Electric vehicles are scaling up in Minnesota, and municipal utilities like Elk River Municipal Utilities (ERMU) are taking action. Following a FleetCarma analysis of their fleets, ERMU and the City of Elk River purchased a Chevy Bolt and Mitsubishi Outlander from the state contract, helping to electrify their fleet, save money, and reduce greenhouse gases. We recently caught up with Tom Sagstetter, Conservation and Key Accounts Manager, to learn more about the purchases as well as plans to use the vehicles.


Q: How do the purchases of the Chevy Bolt and Mitsubishi Outlander fit into your long-term goals?

Electric vehicles (EVs) are a great fit for ERMU because they give us the opportunity to provide educational information and demonstrations on an electric product that is environmentally friendly and financially responsible for our customers. From the Cities perspective, the lease of the Outlander was part of the Energy City 10-year action plan. EVs present a rare opportunity to improve air quality, reduce greenhouse gas emissions, and better utilize the abundance of wind energy generated at night. ERMU is able to provide time-of-use (TOU) rates for residential and commercial customers that have EVs and are willing to install a 240-volt charger in their home or business.

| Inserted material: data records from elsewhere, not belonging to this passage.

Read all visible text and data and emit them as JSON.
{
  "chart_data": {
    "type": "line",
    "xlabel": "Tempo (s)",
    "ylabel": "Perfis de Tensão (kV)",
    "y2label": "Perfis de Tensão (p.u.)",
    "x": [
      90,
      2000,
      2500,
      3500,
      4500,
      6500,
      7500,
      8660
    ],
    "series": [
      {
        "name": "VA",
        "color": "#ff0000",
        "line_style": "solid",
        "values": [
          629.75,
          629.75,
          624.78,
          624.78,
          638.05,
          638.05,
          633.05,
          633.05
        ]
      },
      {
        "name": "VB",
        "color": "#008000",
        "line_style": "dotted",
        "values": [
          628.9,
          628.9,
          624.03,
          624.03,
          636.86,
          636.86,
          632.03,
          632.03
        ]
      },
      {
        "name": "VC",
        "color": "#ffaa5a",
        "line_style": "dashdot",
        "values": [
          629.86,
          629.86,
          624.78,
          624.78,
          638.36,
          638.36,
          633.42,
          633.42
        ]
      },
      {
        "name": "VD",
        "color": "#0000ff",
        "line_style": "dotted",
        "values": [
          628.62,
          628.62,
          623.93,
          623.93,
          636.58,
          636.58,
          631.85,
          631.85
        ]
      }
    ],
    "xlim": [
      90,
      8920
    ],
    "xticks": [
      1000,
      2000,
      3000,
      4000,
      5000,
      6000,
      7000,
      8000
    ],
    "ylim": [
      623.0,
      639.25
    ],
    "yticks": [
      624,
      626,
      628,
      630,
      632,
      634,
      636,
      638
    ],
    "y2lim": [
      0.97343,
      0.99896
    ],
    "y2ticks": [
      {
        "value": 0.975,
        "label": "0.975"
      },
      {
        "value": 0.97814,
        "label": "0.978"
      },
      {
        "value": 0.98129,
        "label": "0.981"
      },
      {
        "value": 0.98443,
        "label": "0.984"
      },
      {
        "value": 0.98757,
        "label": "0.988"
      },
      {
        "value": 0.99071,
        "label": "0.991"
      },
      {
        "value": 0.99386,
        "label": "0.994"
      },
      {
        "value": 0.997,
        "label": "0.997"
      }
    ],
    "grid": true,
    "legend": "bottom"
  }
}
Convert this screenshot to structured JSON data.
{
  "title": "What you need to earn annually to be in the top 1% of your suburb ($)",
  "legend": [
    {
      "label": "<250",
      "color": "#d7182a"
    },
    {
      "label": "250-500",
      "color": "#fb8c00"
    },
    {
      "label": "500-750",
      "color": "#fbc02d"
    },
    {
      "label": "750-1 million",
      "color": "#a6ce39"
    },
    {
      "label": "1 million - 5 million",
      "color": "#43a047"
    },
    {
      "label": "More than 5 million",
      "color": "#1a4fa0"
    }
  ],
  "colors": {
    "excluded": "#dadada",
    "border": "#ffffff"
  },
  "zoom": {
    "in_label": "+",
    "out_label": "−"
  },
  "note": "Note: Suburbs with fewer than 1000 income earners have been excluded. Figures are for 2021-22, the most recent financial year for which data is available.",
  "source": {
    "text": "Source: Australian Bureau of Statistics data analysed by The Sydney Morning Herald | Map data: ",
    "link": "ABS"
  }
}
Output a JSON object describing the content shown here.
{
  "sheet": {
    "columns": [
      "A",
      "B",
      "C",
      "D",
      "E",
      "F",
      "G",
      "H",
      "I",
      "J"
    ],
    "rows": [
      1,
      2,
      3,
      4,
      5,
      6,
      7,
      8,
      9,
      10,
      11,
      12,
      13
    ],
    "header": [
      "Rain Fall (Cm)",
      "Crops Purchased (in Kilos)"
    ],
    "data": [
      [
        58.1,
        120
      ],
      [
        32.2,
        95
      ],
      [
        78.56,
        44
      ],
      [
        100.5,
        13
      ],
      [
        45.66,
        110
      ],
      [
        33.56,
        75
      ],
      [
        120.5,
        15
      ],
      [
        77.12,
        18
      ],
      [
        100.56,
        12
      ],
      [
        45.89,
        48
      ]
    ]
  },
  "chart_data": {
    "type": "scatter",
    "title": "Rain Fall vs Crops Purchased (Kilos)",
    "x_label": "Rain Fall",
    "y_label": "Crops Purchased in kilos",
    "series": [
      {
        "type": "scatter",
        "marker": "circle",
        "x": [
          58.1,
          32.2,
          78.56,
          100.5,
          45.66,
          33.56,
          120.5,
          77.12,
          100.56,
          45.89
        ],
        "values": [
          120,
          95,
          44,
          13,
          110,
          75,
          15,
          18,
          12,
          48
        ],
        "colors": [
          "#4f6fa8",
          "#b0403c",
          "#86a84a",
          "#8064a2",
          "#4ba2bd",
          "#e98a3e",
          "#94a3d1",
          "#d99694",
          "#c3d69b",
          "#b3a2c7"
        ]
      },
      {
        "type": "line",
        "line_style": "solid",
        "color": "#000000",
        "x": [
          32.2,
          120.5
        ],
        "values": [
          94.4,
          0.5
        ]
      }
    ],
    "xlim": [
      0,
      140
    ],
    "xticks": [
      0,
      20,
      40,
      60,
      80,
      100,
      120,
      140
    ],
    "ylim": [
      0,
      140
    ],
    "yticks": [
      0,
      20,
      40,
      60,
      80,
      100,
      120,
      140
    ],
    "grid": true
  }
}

Q: Where do you plan to show off your newly wrapped electric vehicles?

The Chevy Bolt and Mitsubishi Outlander are on display every day. We utilize the Bolt and Outlander for daily business activity in town, and they can be seen darting to various events around the state. In addition to daily use at the utility and city, they will be part of the Sherburne County Fair Parade July 21st, and they will also be on display at the National Drive Electric Week September 13th. The Event on September 13th is part of the farmers market and the concert series in downtown Elk River. The event will focus on providing educational information to the local community on all EVs like the Chevy Bolt, and plug-in hybrid vehicles like the Mitsubishi Outlander.


Q: What reactions have you received from the community so far?

The reactions so far have been very positive and supportive. The EV community is incredibly dedicated and supportive of ERMU’s efforts to increase the awareness of EVs and public charging infrastructure. But, the majority of people do not fully understand what an EV is yet or how they work. The educational process is slow, but it’s really starting to take hold. When we started our in-home program, we had two participants. With the technology advances in the past couple of years for EVs and the implementation of TOU rates, we have added seven additional customers to the program in two years. Even more exciting is the fact that we have four additional customers that will be joining the program after they get their new vehicle or complete the charger installation. Every time I stop to charge ERMU’s Chevy Bolt at one of our public charging stations in town, I get at least one or two individuals that stop and talk to me. This is great because it gives the resident the opportunity to see how easy it is to own and operate an EV. We spend time talking about rates and cost per mile, maintenance costs, range of the vehicle, and how fun they are to drive.


Q: How will the new electric vehicles primarily be used? (i.e. department vehicle, pool vehicle, etc.)

The Chevy Bolt is owned by ERMU and is my primary transportation. I take the Bolt to visit residential and commercial customers that have questions on how they can use energy more efficiently. There isn’t a better example of how to use energy wisely than rolling up in an EV that is powered primarily by renewable electricity. I also drive the Bolt to various meetings and events around the state that are focused on EV education and energy efficiency.

The Mitsubishi Outlander was leased by the city for three years. The vehicle is considered a pool vehicle and is used primarily by the environmental, engineering, planning, and building departments. The Outlander is frequently used to inspect wetland and construction sites, road reconstruction projects, and planning meetings around the city. Because of the extended range of the hybrid and larger SUV size, the vehicle is perfect for carrying passengers and cargo to meetings in St. Paul and around the state.


Q: Who are the lucky individuals that get to primarily drive the vehicles?

The Chevy Bolt is primarily driven by me. I am the Conservation and Key Account Manager, so it’s a great fit for what I do. When I’m not using the Bolt, everyone in the utility is encouraged to use it. The more we drive it, the more emissions we avoid, and it will save the utility money, which is good for everyone.

For the Outlander at the city, Amanda Bednar the Environmental Coordinator is a frequent user, but the use over all departments including engineering, building, planning, environmental, and economic development is pretty consistent.


Q: Do you have any plans to offer test drives to the public?

We have hosted two public events where test drives were part of the event, and we’ll look to add additional events in the future. You can like ERMU on Facebook and stay up to date on events that we offer in the future.


Q: Are there any other comments you’d like to offer?

I had never driven an all-electric vehicle until ERMU purchased the Bolt. The vehicle has exceeded my expectations.